Das Album heißt „International“. Und dieser Titel passt ja im Grunde auf alle Alben des Londoner Elektrotrios St. Etienne seit dem bunten Klangcocktail des Debüts „Foxbase Alpha“ (1991). Der Opener „Glad“ jedenfalls hat schon mal die ganze Welt durch diesen Sommer gebracht. Ein eingängiger Tanztrack mit einer jazzigen Trompetenbrise.
„Don’t it make you sad / when you’re lonely?”, fragt Sarah Cracknell, und „Don’t it make you glad / to be alive?” Melancholie und Glücksflut in einem. So einfach, dass man sich hier eine Übersetzung sparen kann, und dermaßen in Hörers Tanzbeine fahrend, dass man sich am besten vorm Einlegen einen kleinen Dancefloor vor Anlage oder Boombox fliest.
Sarah Cracknell im St.-Etienne-Song "Sweet Melodies"
Was uns „glad“ macht: Das neue Werk folgt schnell auf das im vorigen Dezember erschienene, ambitioniert-introvertierte Ambient-Album „The Night“, das es nur in die Britcharts schaffte, und dort auf dem Ferner-liefen-Platz 191 hängen blieb.
Und „sad“, ja „very sad“ findet der Fan, dass „International“ das Farewell sein soll. „Ihr habt mir süße Melodien gegeben / die mich beflügelt haben”, seufzt Cracknell auf dem bittersüßen, sphärenhaften „Sweet Melodies“, was an Bob Stanley und Pete Wiggs gerichtet sein könnte, ihre Weggefährten seit 34 Jahren.

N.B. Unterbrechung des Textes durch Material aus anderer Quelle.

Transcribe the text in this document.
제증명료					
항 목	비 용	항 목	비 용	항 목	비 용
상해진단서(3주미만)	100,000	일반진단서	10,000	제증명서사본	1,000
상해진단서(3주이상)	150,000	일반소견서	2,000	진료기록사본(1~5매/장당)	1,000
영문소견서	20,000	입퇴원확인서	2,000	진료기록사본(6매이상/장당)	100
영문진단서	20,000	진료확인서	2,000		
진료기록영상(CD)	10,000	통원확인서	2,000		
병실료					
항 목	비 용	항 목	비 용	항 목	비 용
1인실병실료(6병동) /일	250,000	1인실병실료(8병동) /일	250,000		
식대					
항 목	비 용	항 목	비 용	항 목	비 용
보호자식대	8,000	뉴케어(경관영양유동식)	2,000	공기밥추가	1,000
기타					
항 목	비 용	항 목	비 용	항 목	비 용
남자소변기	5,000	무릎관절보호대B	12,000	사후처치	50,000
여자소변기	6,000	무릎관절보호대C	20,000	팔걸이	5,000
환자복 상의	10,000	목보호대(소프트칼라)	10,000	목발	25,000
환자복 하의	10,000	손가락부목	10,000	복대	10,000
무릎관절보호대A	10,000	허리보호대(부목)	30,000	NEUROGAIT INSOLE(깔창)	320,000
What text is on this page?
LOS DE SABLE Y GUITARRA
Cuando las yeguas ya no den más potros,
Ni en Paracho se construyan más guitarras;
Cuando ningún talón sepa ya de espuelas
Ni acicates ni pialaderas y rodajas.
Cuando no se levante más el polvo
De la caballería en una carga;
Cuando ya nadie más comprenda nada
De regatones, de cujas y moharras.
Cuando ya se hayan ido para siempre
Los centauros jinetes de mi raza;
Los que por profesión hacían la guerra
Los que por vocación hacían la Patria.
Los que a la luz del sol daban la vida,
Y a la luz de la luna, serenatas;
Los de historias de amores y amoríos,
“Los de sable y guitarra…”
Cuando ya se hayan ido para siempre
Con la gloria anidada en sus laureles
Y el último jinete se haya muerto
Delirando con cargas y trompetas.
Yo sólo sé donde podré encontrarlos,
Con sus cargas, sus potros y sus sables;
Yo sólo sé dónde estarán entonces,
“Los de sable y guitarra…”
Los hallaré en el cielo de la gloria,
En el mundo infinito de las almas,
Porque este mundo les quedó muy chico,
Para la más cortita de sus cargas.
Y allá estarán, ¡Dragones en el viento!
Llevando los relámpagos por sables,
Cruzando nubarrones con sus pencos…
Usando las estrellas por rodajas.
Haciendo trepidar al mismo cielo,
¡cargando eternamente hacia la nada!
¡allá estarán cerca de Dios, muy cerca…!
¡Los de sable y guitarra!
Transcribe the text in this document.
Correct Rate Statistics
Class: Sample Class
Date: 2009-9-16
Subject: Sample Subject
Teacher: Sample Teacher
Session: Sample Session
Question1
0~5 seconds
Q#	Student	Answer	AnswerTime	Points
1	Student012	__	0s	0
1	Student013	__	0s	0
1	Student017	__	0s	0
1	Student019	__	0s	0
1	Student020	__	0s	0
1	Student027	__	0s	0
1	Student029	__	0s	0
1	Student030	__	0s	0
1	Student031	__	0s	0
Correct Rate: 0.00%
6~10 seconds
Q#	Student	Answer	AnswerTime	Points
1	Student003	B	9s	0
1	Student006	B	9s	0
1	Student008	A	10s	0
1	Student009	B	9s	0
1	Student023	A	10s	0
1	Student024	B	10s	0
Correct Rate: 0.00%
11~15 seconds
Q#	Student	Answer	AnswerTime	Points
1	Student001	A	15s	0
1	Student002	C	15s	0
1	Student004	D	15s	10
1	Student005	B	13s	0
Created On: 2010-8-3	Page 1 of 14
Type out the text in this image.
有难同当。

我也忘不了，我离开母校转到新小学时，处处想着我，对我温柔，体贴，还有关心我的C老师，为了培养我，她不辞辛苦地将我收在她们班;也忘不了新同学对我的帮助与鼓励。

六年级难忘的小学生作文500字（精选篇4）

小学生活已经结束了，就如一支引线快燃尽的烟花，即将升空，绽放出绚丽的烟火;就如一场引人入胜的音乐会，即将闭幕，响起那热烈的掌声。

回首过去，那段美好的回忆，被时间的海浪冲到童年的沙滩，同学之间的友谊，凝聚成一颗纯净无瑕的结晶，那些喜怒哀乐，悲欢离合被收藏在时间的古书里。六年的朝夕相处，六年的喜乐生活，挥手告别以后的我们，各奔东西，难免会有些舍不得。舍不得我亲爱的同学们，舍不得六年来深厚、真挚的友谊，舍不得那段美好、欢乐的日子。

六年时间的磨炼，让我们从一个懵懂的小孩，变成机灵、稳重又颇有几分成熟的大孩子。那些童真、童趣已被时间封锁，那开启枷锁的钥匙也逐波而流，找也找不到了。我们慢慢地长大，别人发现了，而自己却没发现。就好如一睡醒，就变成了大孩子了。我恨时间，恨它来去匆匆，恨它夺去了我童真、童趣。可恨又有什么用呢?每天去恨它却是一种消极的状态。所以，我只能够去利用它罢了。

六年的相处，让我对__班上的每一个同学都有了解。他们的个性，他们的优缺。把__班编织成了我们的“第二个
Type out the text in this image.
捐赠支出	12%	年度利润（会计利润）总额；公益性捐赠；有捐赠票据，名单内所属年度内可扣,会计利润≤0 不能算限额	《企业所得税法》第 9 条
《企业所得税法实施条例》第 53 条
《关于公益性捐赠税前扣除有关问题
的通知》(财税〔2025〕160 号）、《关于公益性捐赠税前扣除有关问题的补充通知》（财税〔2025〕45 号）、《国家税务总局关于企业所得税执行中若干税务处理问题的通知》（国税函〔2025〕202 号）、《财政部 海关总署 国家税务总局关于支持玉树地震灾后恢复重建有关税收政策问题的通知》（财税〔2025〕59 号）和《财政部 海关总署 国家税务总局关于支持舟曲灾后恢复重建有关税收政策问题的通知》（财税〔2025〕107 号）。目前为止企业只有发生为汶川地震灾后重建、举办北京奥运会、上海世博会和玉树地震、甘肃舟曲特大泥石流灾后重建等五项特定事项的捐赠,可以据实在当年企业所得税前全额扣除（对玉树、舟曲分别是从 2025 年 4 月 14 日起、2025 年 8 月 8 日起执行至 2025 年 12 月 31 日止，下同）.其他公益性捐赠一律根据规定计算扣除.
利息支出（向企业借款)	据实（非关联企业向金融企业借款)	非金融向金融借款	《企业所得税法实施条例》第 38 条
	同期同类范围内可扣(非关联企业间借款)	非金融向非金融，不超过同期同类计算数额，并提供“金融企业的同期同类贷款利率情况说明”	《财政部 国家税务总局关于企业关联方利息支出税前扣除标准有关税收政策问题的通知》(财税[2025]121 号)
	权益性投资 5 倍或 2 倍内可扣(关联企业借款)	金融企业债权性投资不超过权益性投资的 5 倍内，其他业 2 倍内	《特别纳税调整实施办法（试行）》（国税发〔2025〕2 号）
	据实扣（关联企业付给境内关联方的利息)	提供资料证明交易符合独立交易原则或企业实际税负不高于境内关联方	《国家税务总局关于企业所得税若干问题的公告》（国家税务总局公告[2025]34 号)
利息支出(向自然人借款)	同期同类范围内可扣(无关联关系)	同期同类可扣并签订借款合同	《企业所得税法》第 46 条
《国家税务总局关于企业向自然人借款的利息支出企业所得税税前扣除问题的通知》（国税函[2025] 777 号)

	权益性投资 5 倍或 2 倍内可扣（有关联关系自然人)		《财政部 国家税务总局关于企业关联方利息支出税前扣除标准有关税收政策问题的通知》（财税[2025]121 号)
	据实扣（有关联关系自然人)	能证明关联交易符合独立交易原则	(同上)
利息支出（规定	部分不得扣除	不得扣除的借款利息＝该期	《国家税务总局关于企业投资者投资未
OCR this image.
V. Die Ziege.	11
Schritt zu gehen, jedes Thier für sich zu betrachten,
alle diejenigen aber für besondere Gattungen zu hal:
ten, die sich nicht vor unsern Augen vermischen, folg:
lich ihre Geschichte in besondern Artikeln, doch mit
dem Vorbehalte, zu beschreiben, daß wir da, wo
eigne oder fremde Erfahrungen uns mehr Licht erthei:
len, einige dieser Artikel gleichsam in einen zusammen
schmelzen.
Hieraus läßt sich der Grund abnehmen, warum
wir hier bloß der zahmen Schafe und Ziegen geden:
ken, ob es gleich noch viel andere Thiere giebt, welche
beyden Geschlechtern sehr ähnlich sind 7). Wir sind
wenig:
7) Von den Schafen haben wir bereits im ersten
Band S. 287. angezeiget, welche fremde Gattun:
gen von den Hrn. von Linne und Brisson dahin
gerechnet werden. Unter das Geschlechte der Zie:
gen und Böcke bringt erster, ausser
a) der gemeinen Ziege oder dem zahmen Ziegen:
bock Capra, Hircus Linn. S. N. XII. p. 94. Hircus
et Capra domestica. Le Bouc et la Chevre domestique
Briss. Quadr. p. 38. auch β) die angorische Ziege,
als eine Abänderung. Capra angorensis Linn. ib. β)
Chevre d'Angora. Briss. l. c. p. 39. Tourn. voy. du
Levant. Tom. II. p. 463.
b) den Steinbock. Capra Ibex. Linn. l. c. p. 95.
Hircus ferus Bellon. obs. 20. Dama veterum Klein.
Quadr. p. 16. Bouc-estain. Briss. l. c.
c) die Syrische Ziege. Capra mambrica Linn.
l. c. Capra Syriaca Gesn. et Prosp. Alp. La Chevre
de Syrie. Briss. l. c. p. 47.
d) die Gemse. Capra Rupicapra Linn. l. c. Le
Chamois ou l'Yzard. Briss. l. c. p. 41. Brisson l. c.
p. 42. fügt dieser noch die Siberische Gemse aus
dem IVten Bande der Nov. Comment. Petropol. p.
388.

1990 begannen die Jugendfreunde Stanley und Wiggs mit einer Danceversion von Neil Youngs „Only Love Can Break Your Heart“, wehmütig gesungen von der Folk- und Indie-Musikerin Moira Lambert. Mit der Debütsingle erreichten St. Etienne die Spitze der US-Dancecharts.
1991 schon wurden die wechselnden Gesangsparts aufgegeben, als Cracknell für die dritte Single „Nothing Can Stop Us Now“ ans Mikrofon trat. Ihre Stimme färbte die Musik von St. Etienne (benannt nach dem französischen Fußballverein) anmutig und (zuweilen) düster. Klubgänger auf der ganzen Welt tanzten und wiegten sich zu St. Etiennes Amalgam aus Clubsounds und Pop.
Nach 35 Jahren zerstreitet sich eine Band nicht mehr, es herrscht Freundschaft, zugleich aber das Gefühl, alles getan zu haben. Und dass jetzt ein guter Zeitpunkt wäre, sich zu verabschieden – in Begleitung vieler Freunde wie Vince Clarke (frühe Depeche-Mode, Erasure), den Australiern Confidence Man, Nick Heyward (einst in der Funk-Wave-Band Haircut 100), um nur einige zu nennen. Und „mit einem Knall“ – wie das Label Heavenly Recordings mitteilt.
Dieser „Knall“ ist ein Mix aus Dancetunes, mal technokühl und flirrend wie „Take Me to The Pilot“, mal happy-housig wie „Dancing Heart“, mal catchy und süß wie „Two Lovers“. Und in Liebesendzeit-Schwebern wie „Why Are You Calling“ oder „Fade“ erinnert Cracknell stimmlich an die späten Abba von „The Winner Takes It All“. Die vier Schweden hatten selbst in ihren fröhlichsten Songs ja immer diesen Hauch Melancholie.
Der Kehraus heißt passend „The Last Time“ und betont noch einmal die Affinität der Band zum Girlgroup-Pop der Sixties. „30 Jahre später / wirken wir charmant und kultiviert“, weiß Cracknell. „Aber wir sind nicht die eleganten Wegelagerer / die man erwarten würde, / beim allerletzten Mal.“ Großer Seufzer. Bye-bye, St. Etienne!